正重が緊張感のある顔で、知明湖のほうへ向けるた目を細めている。なにか発見したときの証だ。そのうちに収納ポーチから高倍率の双眼鏡を取り出して、なにかをずっと凝視している。
「ちょっと見てくるから待ってろ」
小声でそれだけを言い残すとあっという間に下のほうへ姿を消した。あいつがこれだけ真剣な顔つきをしたのは久しぶりで、残った俺らににわかに緊張感が高まった。
十数分ほど過ぎるとあいつが戻ってきた。
「録画か撮影モードでスマホを用意しろ」
「なにを――」
「黙って従え、この先はみんなで確認したほうがいい。僕だけじゃ後で責められても困るから」
洋介の質問を正重は瞬時に封殺した。思わず固唾を飲んだおれは、すぐにポケットからスマホを取り出して撮影モードに切り替える。
「時間短縮のためにかなり無茶はするが、遅れないで僕の後をついて来い」
言い終えるとすぐに動いた正重の後姿を追いかけて、俺ら全員が道なき山の中を湖のほうへ向かって下っていく。
せっかく慎重に山の中腹まで上がったのに、今さら下ってどうするだろうという疑問はなくもないが、偵察のスペシャリストである正重のことだ、ちゃんと考えているはずだ。
ひょっとして今にあるお城は擬態で別に入口があるかもしれない。山頂に天守らしき建物があるだからといって、なにもそこにラビマスがいるとは限らない。
未知の迷宮であるここはなにがあるかは誰にもわからない。時々木の枝に当たって、危険が潜むラビリンスを鼓動する心臓と駆ける両足で走り続け、行く手を遮るような木と木の間を俺らは無言で駆けぬける。
突如、止まった正重は片手を上げて俺らを停止させる。滲む汗と荒くなっている吐息で少しだけ目まいがしてきたが、クールダウンするようにと自分の心臓へ右手で回復魔法をかける。
「この先は忍び足で進め。いいか? この迷宮のとても大事な場所に来ているから、絶対に音を立てて騒ぐなよ」
僅かだがなにか人の声が聞こえてくるので、俺ら3人は正重へ小さく頷いた。
そろりそろりと声の方向へ向かう。足元にある枝が音を立てないように時には両手を使って前へ進む。
暗闇の中に篝火で照らされた場所が現れてきて、正重に導かれて俺らは少しだけ上のほうへ進んでいく。
声が大きくなった。それは楽しげに笑ってる歓喜する嬌声のように聞こえた。
闇夜の中、篝火で囲まれたその場所だけが浮かぶように照らし出される。
で・か・し・た・ぞ! 上忍、韋駄天の雲隠斎蔵、だれがなにを言おうと、貴方様こそ当代一の忍者だ。

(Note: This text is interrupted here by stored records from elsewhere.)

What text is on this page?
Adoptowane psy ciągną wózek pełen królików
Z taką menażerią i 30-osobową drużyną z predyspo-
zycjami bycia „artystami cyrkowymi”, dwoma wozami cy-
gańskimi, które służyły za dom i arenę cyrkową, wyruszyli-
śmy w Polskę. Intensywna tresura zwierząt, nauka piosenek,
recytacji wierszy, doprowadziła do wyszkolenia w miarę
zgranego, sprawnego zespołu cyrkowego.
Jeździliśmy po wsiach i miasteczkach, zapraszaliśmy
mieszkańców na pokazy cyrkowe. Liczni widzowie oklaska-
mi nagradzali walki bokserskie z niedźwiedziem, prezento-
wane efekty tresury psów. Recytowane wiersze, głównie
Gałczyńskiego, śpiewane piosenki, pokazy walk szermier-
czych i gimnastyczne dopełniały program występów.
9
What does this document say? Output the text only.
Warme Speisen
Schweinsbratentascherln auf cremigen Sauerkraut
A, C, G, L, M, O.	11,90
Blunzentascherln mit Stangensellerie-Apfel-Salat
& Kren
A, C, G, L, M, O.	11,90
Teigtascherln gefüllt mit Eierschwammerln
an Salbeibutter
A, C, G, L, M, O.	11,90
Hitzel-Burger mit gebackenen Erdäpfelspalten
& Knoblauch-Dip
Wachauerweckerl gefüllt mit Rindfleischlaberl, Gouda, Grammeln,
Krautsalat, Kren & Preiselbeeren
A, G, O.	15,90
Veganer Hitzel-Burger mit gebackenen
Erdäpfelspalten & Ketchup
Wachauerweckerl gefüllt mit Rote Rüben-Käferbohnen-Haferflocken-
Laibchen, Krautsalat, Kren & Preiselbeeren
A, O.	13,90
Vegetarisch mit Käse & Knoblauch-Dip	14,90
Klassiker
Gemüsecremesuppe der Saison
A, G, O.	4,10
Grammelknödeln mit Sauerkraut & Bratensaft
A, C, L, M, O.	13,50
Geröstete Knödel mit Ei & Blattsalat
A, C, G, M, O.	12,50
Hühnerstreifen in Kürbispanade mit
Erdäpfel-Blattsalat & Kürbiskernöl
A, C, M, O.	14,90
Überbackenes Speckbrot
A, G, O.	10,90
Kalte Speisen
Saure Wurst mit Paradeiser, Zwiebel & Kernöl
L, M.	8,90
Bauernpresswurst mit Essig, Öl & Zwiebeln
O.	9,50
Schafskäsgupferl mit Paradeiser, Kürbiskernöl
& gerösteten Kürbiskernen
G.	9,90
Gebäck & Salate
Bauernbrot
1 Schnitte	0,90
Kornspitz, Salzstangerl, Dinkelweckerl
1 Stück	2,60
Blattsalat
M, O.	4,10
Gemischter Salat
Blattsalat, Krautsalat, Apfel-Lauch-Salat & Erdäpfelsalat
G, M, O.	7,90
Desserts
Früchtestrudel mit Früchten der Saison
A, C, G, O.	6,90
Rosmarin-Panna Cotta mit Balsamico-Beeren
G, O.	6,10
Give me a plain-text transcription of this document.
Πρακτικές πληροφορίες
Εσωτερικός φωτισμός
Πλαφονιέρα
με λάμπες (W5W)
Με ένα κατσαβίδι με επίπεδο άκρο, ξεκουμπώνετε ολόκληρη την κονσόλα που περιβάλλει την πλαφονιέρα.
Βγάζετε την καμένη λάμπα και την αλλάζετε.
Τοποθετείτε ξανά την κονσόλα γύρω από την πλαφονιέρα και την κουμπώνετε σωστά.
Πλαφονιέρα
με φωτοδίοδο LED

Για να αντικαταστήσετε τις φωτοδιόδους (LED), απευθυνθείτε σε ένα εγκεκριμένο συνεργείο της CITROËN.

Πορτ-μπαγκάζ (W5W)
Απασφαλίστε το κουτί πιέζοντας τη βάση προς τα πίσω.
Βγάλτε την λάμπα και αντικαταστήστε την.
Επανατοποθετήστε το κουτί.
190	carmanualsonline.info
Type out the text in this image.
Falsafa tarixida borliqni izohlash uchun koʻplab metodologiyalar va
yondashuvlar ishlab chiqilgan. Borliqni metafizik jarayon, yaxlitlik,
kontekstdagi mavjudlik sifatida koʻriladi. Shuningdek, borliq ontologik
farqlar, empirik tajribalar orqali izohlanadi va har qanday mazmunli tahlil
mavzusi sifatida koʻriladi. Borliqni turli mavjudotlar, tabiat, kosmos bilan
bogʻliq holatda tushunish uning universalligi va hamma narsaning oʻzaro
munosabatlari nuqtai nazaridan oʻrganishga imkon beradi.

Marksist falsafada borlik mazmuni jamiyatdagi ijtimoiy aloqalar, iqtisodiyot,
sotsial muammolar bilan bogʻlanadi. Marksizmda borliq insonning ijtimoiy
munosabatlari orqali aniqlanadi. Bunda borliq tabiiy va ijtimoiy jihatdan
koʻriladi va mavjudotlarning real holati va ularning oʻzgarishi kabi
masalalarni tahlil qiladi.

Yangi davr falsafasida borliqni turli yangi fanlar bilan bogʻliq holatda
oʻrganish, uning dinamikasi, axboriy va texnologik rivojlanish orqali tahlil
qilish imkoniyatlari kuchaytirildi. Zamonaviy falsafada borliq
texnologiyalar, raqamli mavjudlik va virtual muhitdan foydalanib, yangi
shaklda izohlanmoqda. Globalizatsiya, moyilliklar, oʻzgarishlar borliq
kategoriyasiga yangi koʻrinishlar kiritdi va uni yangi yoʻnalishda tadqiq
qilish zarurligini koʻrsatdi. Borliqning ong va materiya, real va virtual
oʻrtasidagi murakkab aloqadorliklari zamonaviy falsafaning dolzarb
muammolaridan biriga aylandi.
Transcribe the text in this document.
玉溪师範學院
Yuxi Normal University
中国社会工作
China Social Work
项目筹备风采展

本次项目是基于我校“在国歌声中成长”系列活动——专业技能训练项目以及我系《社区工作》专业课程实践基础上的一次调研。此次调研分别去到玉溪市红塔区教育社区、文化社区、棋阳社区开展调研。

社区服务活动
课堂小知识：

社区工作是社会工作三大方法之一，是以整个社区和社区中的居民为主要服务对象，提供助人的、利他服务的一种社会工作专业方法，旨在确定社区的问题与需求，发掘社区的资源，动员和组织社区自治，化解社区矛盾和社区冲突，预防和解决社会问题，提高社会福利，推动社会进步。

月が照らす夜空、涼し気な夜風が流れる静かな山間に温泉は現れる。
しかも、女湯。
色んな女性が産まれたままの姿ではしゃいでます。
アラクネが、エルフが、サキュバスなどがみんなが仲良くここにいます。
洗えや浸かれやいとをかし。
素早く撮影モードのスマホを向けて記録を残す。
俺たちの任務は偵察、例えギルドに提出できなくても重要な施設の写真をしっかりと撮っておかねばならない。任務には命を張るのが冒険者の天命だから。
右をチラッと見ると幸永は無音で離れていき、俺へ一度だけ手で合図をしてくる。
ラジャー、隊長。
違う角度を撮っておくのも大切なことだもんな? 同じ方向だと似た記録しか残らないからな。その立てた親指は俺に録画しろってんだろう? その指令は完遂してみせるぜ、隊長。
目にも止まらに速さで録画モードに切り替えて、さっと左側へ視線を向けたときに俺は失望の念を禁じえなかった。くそ真面目クンは口をパクパクさせながら動きを停止させていた。
バカヤロぅ、人生にこんなチャンスなんてめったにやってこないぞ。
社会人にもなれば皆無と言っていいほどない、すくなくても俺にはなかった。自分の分を確保しとかないと、後になってただで分け前をくれと言ってもやらんぞ。こういうのは同等価値の代償で交換だからしっかりと撮っておけ。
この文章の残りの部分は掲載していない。